Tawa kecil penuh ejekan pun pecah di dalam ruangan, jelas tak satu pun dari mereka percaya cerita bahwa gadis itu bisa menyeberang waktu. Mereka semua menganggapnya hanya gadis licik yang ingin menempel pada orang kaya dengan kebohongan murahan.
Hati Viandina seolah diremas oleh tangan tak kasatmata, lalu dihancurkan tanpa ampun, sakitnya membuat tubuhnya hampir menggigil.
Jadi ... begitulah semuanya.
Ternyata Mervis punya kecanduan.
Karena tak tega menyentuh cinta pertamanya, maka pria itu memilih dirinya, gadis bodoh tanpa asal-usul, sebagai pelampiasan.
Ternyata permintaan cintanya setiap malam bukan karena cinta, tetapi semata-mata untuk memenuhi jumlah sesi pengobatan yang konyol itu!
Ternyata, perasaan tulus yang Viandina anggap berharga, keberanian yang dirinya serahkan sepenuh hati, di mata orang lain hanyalah lelucon, sebuah permainan dan pemanfaatan keji!
Jantungnya terasa diremas lagi, hingga sulit bernapas. Ini adalah pertama kalinya Viandina benar-benar mencintai seseorang, tetapi justru orang itu yang menghancurkan hatinya hingga jadi berkeping-keping.
Walau air matanya bercucuran, dirinya menggigit bibir kuat-kuat agar tidak mengeluarkan suara sedikit pun. Ketika mendengar ada orang hendak keluar dari ruangan itu, dirinya segera berbalik, berlari sekuat tenaga, seolah sedang melarikan diri dari wabah mematikan.
Angin malam menerpa wajahnya, air mata dingin mengalir dengan deras, pikirannya dipenuhi kenangan tiga tahun terakhir ....
Kelembutan Mervis saat mengajarinya menulis namanya sendiri.
Dirinya dimanjakan sedemikian rupa, sehingga pria itu tega berlari keliling kota hanya untuk mencari permen gula yang dirinya sebutkan;
Dan setiap malam, bisikan lembut di telinganya, "Dina, putri kecilku."
Setiap momen yang dulu membuatnya mabuk cinta, kini berubah menjadi pisau tajam yang terus mengoyak hatinya.
Semuanya ternyata palsu!
Ini pertama kali dirinya mencintai seseorang, tetapi cinta itu justru menyisakan luka paling dalam, paling menyakitkan.
Entah dirinya sudah berlari seberapa jauh, hingga tenaganya habis.

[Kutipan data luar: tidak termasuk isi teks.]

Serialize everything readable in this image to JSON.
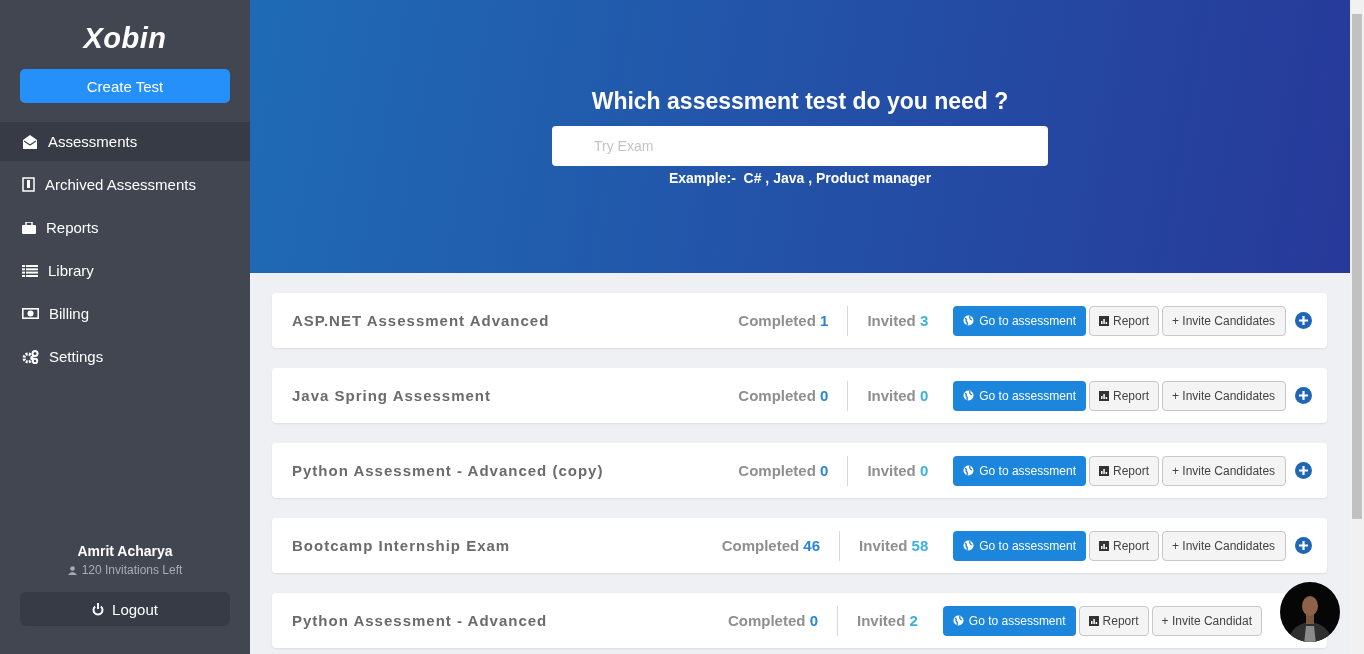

Dengan langkah goyah, Viandina akhirnya kembali ke vila yang selama tiga tahun menjadi rumah bagi kebahagiaan palsunya.
Rumah itu kosong, dingin, tanpa sedikit pun kehangatan manusia.
Viandina masuk ke kamar mandi, menyalakan pancuran air, lalu membiarkan aliran hangat mengalir di tubuhnya, seolah bisa mencuci bersih semua jejak yang ditinggalkan Mervis.
Air mata bercampur air pancuran. Ketika dirinya menyeka wajahnya, sekaligus menghapus sisa-sisa perasaan untuk pria itu.
Viandina tidak berniat memberitahukan pria itu tentang fenomena tujuh bintang sejajar itu.
Pada hari tujuh bintang sejajar, dirinya akan pergi diam-diam, kembali ke dunia miliknya.
Sejak saat itu, gunung tinggi dan lautan luas akan memisahkan mereka selamanya.